In the world of identity, legislative and industry regulations have become some key drivers (and boy, are there a lot of them). A quick look at this dizzying array might betray the importance of identity in today's world:

The Real ID Act is a de facto national ID card act that was slipped onto the end of some military spending bills. It started as an initiative led by state motor vehicle administrators, and quickly grew into a federal mandate for all state driver's licenses. The mandate includes requirements for "biometrics" and machine-readability (i.e., RFID chips). There is (as the link above illustrates) some state-level protest, but mostly because the law mandates that states spend money and doesn't write the check.

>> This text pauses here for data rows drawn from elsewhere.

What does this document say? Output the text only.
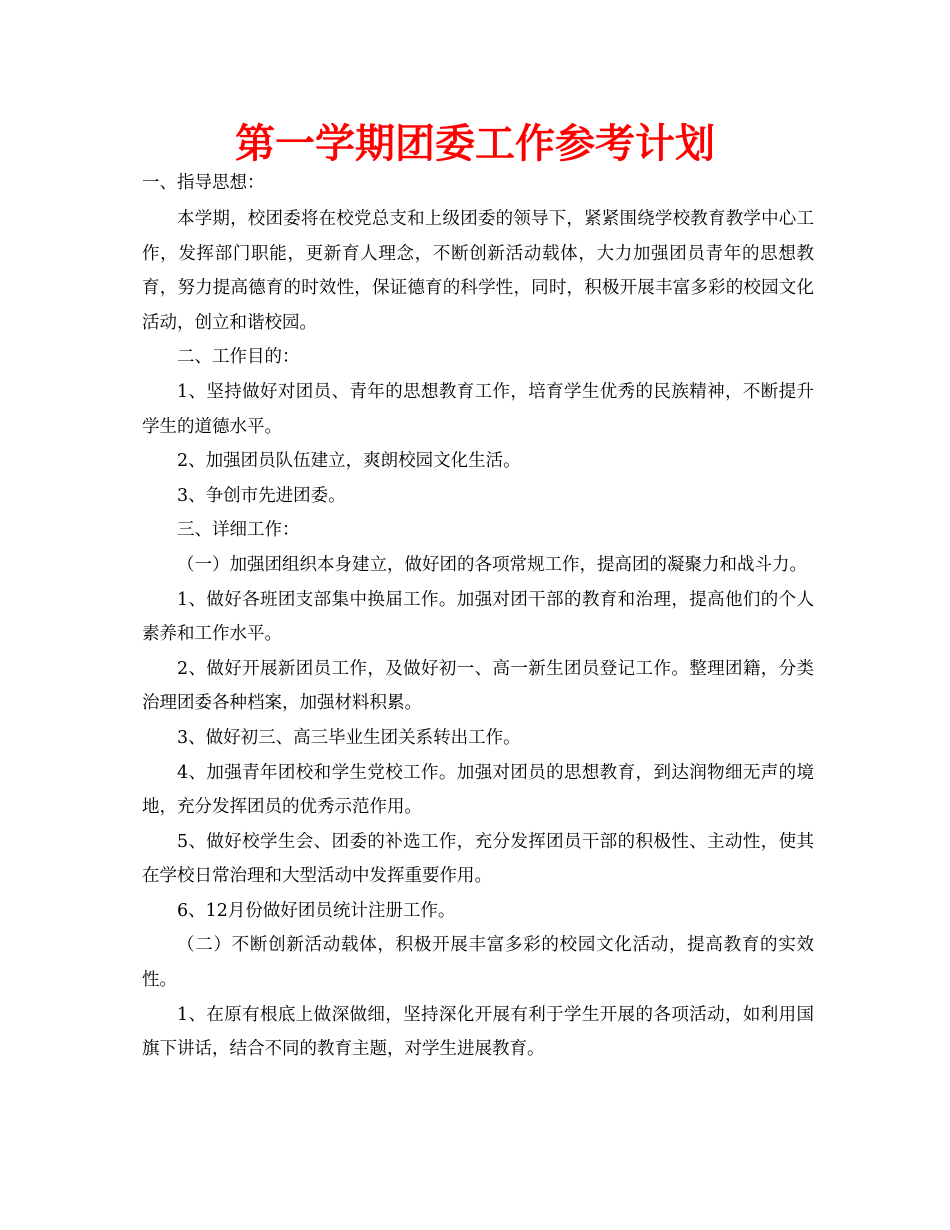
第一学期团委工作参考计划

一、指导思想：

本学期，校团委将在校党总支和上级团委的领导下，紧紧围绕学校教育教学中心工作，发挥部门职能，更新育人理念，不断创新活动载体，大力加强团员青年的思想教育，努力提高德育的时效性，保证德育的科学性，同时，积极开展丰富多彩的校园文化活动，创立和谐校园。

二、工作目的：

1、坚持做好对团员、青年的思想教育工作，培育学生优秀的民族精神，不断提升学生的道德水平。

2、加强团员队伍建立，爽朗校园文化生活。

3、争创市先进团委。

三、详细工作：

（一）加强团组织本身建立，做好团的各项常规工作，提高团的凝聚力和战斗力。

1、做好各班团支部集中换届工作。加强对团干部的教育和治理，提高他们的个人素养和工作水平。

2、做好开展新团员工作，及做好初一、高一新生团员登记工作。整理团籍，分类治理团委各种档案，加强材料积累。

3、做好初三、高三毕业生团关系转出工作。

4、加强青年团校和学生党校工作。加强对团员的思想教育，到达润物细无声的境地，充分发挥团员的优秀示范作用。

5、做好校学生会、团委的补选工作，充分发挥团员干部的积极性、主动性，使其在学校日常治理和大型活动中发挥重要作用。

6、12月份做好团员统计注册工作。

（二）不断创新活动载体，积极开展丰富多彩的校园文化活动，提高教育的实效性。

1、在原有根底上做深做细，坚持深化开展有利于学生开展的各项活动，如利用国旗下讲话，结合不同的教育主题，对学生进展教育。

Sarbanes Oxley, Section 404 is the law that grew out of the accounting scandals of the late 90's bubble. The law (which applies to public companies), and specifically Section 404, mandates that companies control access to sensitive information, and be able to conduct an audit of that access. All of that means one thing: identity management systems.

The Gramm-Leach Bliley Act is the law that seeks "modernization" and privacy protections for the financial services industry. "GLB," as its commonly known has been around since 1999, and is seen as a general driver of identity management's privacy benefits.

HSPD-12 and FIPS 201 are the directives ("Homeland Security Presidential Directive") that mandate the security standards for access cards and initiatives across government agencies. The Department of Defense's "Common Access Card" (CAC) project is often cited as one of the largest and most successful of theses deployments.

California SB 1386 is the state law that mandates notification of customers in the event of a data breach or leak. It is widely seen as the prototype for a national law, though none has been enacted yet. That said, the California law seems to be having enough pull, so as to force many companies to comply.

The FFIEC guidance on authentication in Internet Banking are the guidelines that all financial institutions must adhere to (the FFIEC is the Federal Financial Institutions Examination Council, or the same guys that run the FDIC insurance that protects your bank accounts to $100,000). This is the big one for 2006, as its pushing online banks and brokers to deal with the sticky wicket of consumer strong authentication. The result is the rapid adoption of "risk-based" or "layered" authentication.

That's just the beginning. Did I mention BASEL II, HIPAA, or the EU's mandates for privacy? The funny thing is this: all of these mandates, regulations, legislative initiatives and guidances are seeking to "secure" something, or to make a process more secure (for auditing purposes). And in so doing, all of them have to demand identity mechanisms. Its almost as if identity is the precursor to all IT security (he says with tongue firmly in cheek).